The iPhone could vibrate ever since it was launched. And so did almost all the other phones, even from before smartphones were a thing. But Apple took this function further than anyone else, by introducing the Taptic Engine in the Apple Watch, and afterwards in many other products, like the new MacBooks and iPhones. The Taptic Engine provides haptic feedback, more similar to real-life touches than standard vibration.
Together with iOS 10, Apple introduced an API for the Taptic Engine, which the developers can use to give haptic feedback to their users. To fully experience the haptic feedback you need an iPhone 7, 7 Plus or newer. Even though the API is introduced in iOS 10, it’s only the iPhone 7 and iPhone 7 Plus that support this. On all previous devices, nothing happens when you try to do that.
Using the new API is super easy. With the
UIFeedbackGenerator you can create haptic feedback with only two lines of code.
There are 7 different types of haptic feedback a developer can use. The only difference between those 7 types of feedback is the vibration pattern. Some of them are subtle, like the selection change, and others are more powerful, like the notification error.
UIFeedbackGenerator has 3 subclasses,
UINotificationFeedbackGenerator, and those are the ones a developer should work with. We will showing how to use them further below.

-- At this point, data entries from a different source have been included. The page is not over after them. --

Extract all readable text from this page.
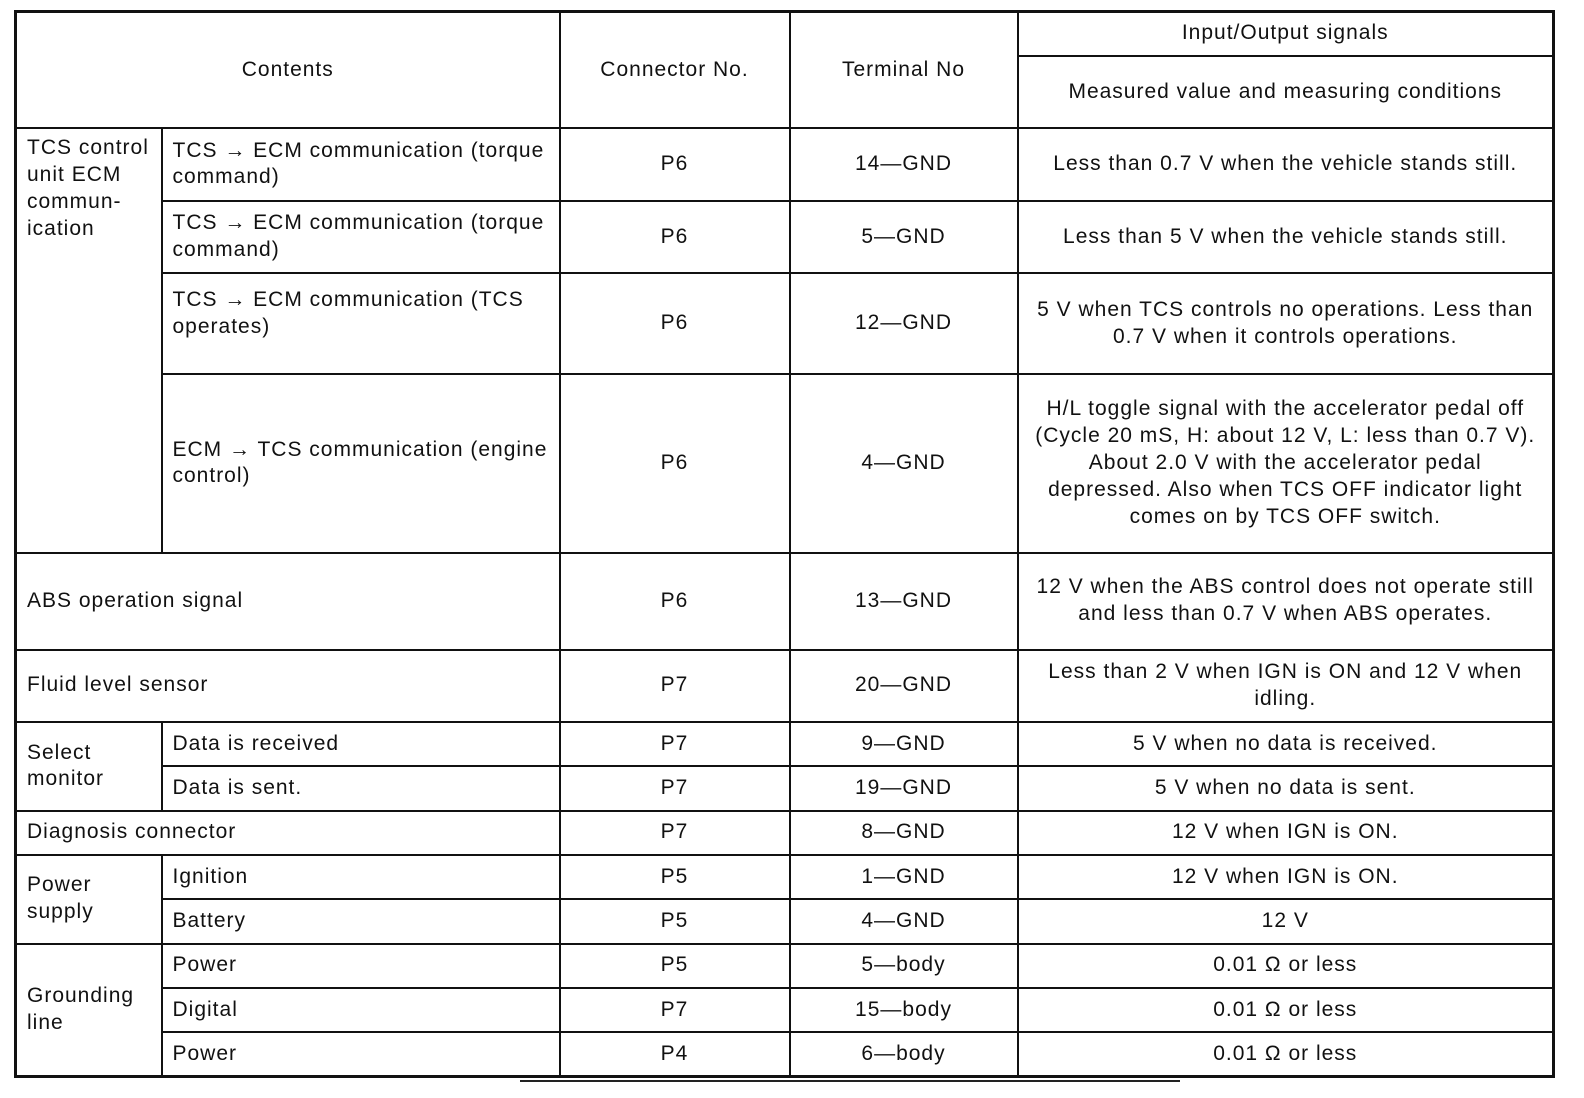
Contents		Connector No.	Terminal No	Input/Output signals
				Measured value and measuring conditions
TCS control unit ECM commun-ication	TCS → ECM communication (torque command)	P6	14—GND	Less than 0.7 V when the vehicle stands still.
	TCS → ECM communication (torque command)	P6	5—GND	Less than 5 V when the vehicle stands still.
	TCS → ECM communication (TCS operates)	P6	12—GND	5 V when TCS controls no operations. Less than 0.7 V when it controls operations.
	ECM → TCS communication (engine control)	P6	4—GND	H/L toggle signal with the accelerator pedal off (Cycle 20 mS, H: about 12 V, L: less than 0.7 V). About 2.0 V with the accelerator pedal depressed. Also when TCS OFF indicator light comes on by TCS OFF switch.
ABS operation signal		P6	13—GND	12 V when the ABS control does not operate still and less than 0.7 V when ABS operates.
Fluid level sensor		P7	20—GND	Less than 2 V when IGN is ON and 12 V when idling.
Select monitor	Data is received	P7	9—GND	5 V when no data is received.
	Data is sent.	P7	19—GND	5 V when no data is sent.
Diagnosis connector		P7	8—GND	12 V when IGN is ON.
Power supply	Ignition	P5	1—GND	12 V when IGN is ON.
	Battery	P5	4—GND	12 V
Grounding line	Power	P5	5—body	0.01 Ω or less
	Digital	P7	15—body	0.01 Ω or less
	Power	P4	6—body	0.01 Ω or less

Due to the inherent difficulties of showing vibrations through a blog post, we are using the official videos of each type of feedback from Apple’s Human Interface Guidelines. You can also run the code from this repo on your iPhone 7 or iPhone 7 Plus to try it out.
This one can be used when the user has to select from multiple discrete values, as he/she scrolls through them. For example, it’s used in the
UIPickerView. It feels like a light tap with each selection change. This is not to be used for example when selecting one of 4 radio button choices.
let selectionFeedbackGenerator = UISelectionFeedbackGenerator()
The impact type of feedback is to be used to enhance a visual experience. For example, it can be used in a game when a collision occurs. I couldn’t find this documented, but I’m almost sure that Impact - heavy is the type of feedback that the user feels when a peeked view pops full screen.
let lightImpactFeedbackGenerator = UIImpactFeedbackGenerator(style: .light)
let mediumImpactFeedbackGenerator = UIImpactFeedbackGenerator(style: .medium)
let heavyImpactFeedbackGenerator = UIImpactFeedbackGenerator(style: .heavy)
The notification type of feedback should be used to indicate to the user that a task has completed. Depending on the outcome of the task (success, error, warning), the feedback pattern differs.
let successNotificationFeedbackGenerator = UINotificationFeedbackGenerator()
let warningNotificationFeedbackGenerator = UINotificationFeedbackGenerator()
let errorNotificationFeedbackGenerator = UINotificationFeedbackGenerator()
UIFeedbackGenerator may have a little latency. If you want to use it to match some sound or visual effects, you can call the
prepare() method on the generator to put the Taptic Engine in a prepared state and reduce the latency. It will stay prepared a few seconds, or until the next feedback is triggered.
We saw that creating haptic feedback is super easy. However, the complicated part is knowing when and where to use it.
As usual, Apple helps with this, by adding a section on it to the Human Interface Guidelines. And we can also learn a lot by looking at where the haptic feedback is used across iOS.
We all know by now that the Home button isn’t an actual button anymore, it’s just some very smartly done and well-placed haptic feedback. But that specific pattern doesn’t come by default with the new
UIFeedbackGenerator. Other parts of iOS though use the exact types of feedback that the developers can access through the new APIs.
For example, when you set an alarm or a timer, you’ll notice a light tap whenever the selected time changes. Or when you type, and you hold down a letter on the keyboard to get to the various accents, the same light tap will inform you when you selected a different character.
Some controls, such as the
UIRefreshControl have the feedback built in, and you will feel a small “knock” when you pull to refresh a scroll view. Same for zooming in or out a
UIScrollView - zooming too much (either in or out) will also create a “knock”.
If you dig deeper, you’ll find even more creative use cases of the haptic feedback. For example, sending or viewing an iMessage with fireworks effects will send create “thuds” for every exploding firework.
To do haptic feedback right, you need to use it together with some animation or sound effects. Haptic feedback alone will probably feel out of place most of the time. Imagine getting a
UINotificationFeedbackType.error feedback when you show an alert saying that the password you entered is wrong. That would be weird.
The Taptic Engine, together with the haptic feedback API has huge potential, and we are looking forward to seeing more creative usages of it.